Johnny Sharp 2012-05-25
Fittingly, it begins with a long, unrepentant burp. A dubby rumble of bass and icy chimes of guitar follow closely behind, and already we’re back inside a sonic blueprint that helped define the post-punk era.
"This is PiL," is the prowling war cry of this opening title-track, "And we’re quite a-PiL-ing!”
Hardly vintage repartee, but that’s not because Mr Lydon is short of things to say. "I am John!" he shouts to introduce One Drop, "And I was born in London!" Whether he might like some spare change for his tube fare home is slightly less clear, but he's got our attention. "We are the focus, not of the hopeless," he insists as a loose-limbed guitar skanks idly around the beat, and by the time he claims "We are the ageless, we are teenagers," the sheer charisma of that wailing, hectoring delivery has managed to convince you of sentiments that logic tells you are highly questionable.
So far so Rotten then, and the urgent, uptight melancholia of Deeper Water also preserves that sense of waving and drowning. But it's Human that really grabs your attention most as he informs us, “Your leaders are not good enough for you,” as a pleasingly moreish guitar motif recycles itself.
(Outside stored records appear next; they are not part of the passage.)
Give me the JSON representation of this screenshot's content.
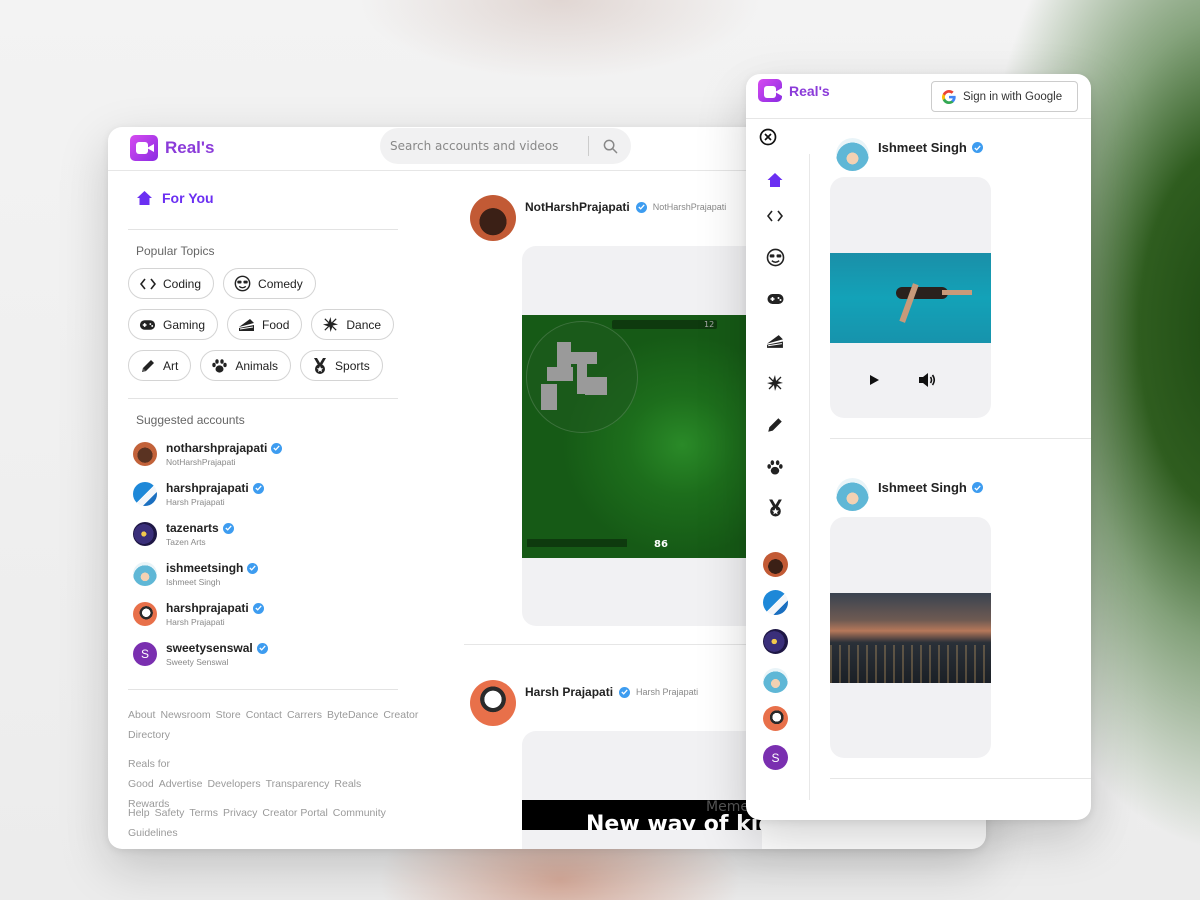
{
  "brand": {
    "name": "Real's"
  },
  "search": {
    "placeholder": "Search accounts and videos"
  },
  "nav": {
    "for_you": "For You"
  },
  "topics": {
    "title": "Popular Topics",
    "items": [
      {
        "label": "Coding",
        "icon": "code-icon"
      },
      {
        "label": "Comedy",
        "icon": "sunglasses-smiley-icon"
      },
      {
        "label": "Gaming",
        "icon": "gamepad-icon"
      },
      {
        "label": "Food",
        "icon": "cake-icon"
      },
      {
        "label": "Dance",
        "icon": "disco-icon"
      },
      {
        "label": "Art",
        "icon": "pencil-icon"
      },
      {
        "label": "Animals",
        "icon": "paw-icon"
      },
      {
        "label": "Sports",
        "icon": "medal-icon"
      }
    ]
  },
  "suggested": {
    "title": "Suggested accounts",
    "accounts": [
      {
        "username": "notharshprajapati",
        "name": "NotHarshPrajapati"
      },
      {
        "username": "harshprajapati",
        "name": "Harsh Prajapati"
      },
      {
        "username": "tazenarts",
        "name": "Tazen Arts"
      },
      {
        "username": "ishmeetsingh",
        "name": "Ishmeet Singh"
      },
      {
        "username": "harshprajapati",
        "name": "Harsh Prajapati"
      },
      {
        "username": "sweetysenswal",
        "name": "Sweety Senswal",
        "initial": "S"
      }
    ]
  },
  "footer": {
    "rows": [
      [
        "About",
        "Newsroom",
        "Store",
        "Contact",
        "Carrers",
        "ByteDance",
        "Creator Directory"
      ],
      [
        "Reals for Good",
        "Advertise",
        "Developers",
        "Transparency",
        "Reals Rewards"
      ],
      [
        "Help",
        "Safety",
        "Terms",
        "Privacy",
        "Creator Portal",
        "Community Guidelines"
      ]
    ]
  },
  "feed": [
    {
      "display_name": "NotHarshPrajapati",
      "username": "NotHarshPrajapati",
      "hud_health": "86",
      "hud_score": "12"
    },
    {
      "display_name": "Harsh Prajapati",
      "username": "Harsh Prajapati",
      "caption_top": "Meme",
      "caption": "New way of kidnapping"
    }
  ],
  "mobile": {
    "sign_in": "Sign in with Google",
    "posts": [
      {
        "display_name": "Ishmeet Singh"
      },
      {
        "display_name": "Ishmeet Singh"
      }
    ]
  },
  "colors": {
    "accent": "#6b2ff2",
    "brand": "#8b3bd9",
    "verified": "#3d9cf0"
  }
}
But hang on, what’s this?
"I miss the… English roses, Salad beer and summer gear… cotton dresses skipping across the lawn…”
Steady on there, granddad.
By the time he sings, “All the days were long…when football was not a yawn” (I take it you missed Match of the Day on the last day of the season then, John?), you can't help wondering if the last of the eternal radicals has finally embraced conservatism.
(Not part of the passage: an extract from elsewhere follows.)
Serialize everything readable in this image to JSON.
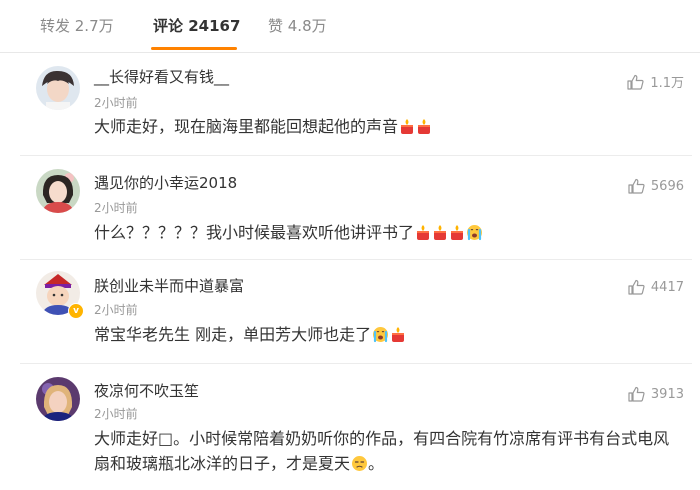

Not a chance, on the evidence of stomping rat-a-tat oddity Lollipop Opera, which degenerates into freestyling gibberish rhymes about rooms, shrooms and brooms. Admittedly, spoken-word number The Room I Am In does throw up unedifying images of Compo from Last of the Summer Wine branching out into prog-rock poetry, but he’s back on form on the jabbering chatter of Reggie Song: “I am from Finsbury Park,” he squawks, “and I am having a lark.”
Good to have you back, you silly old fool.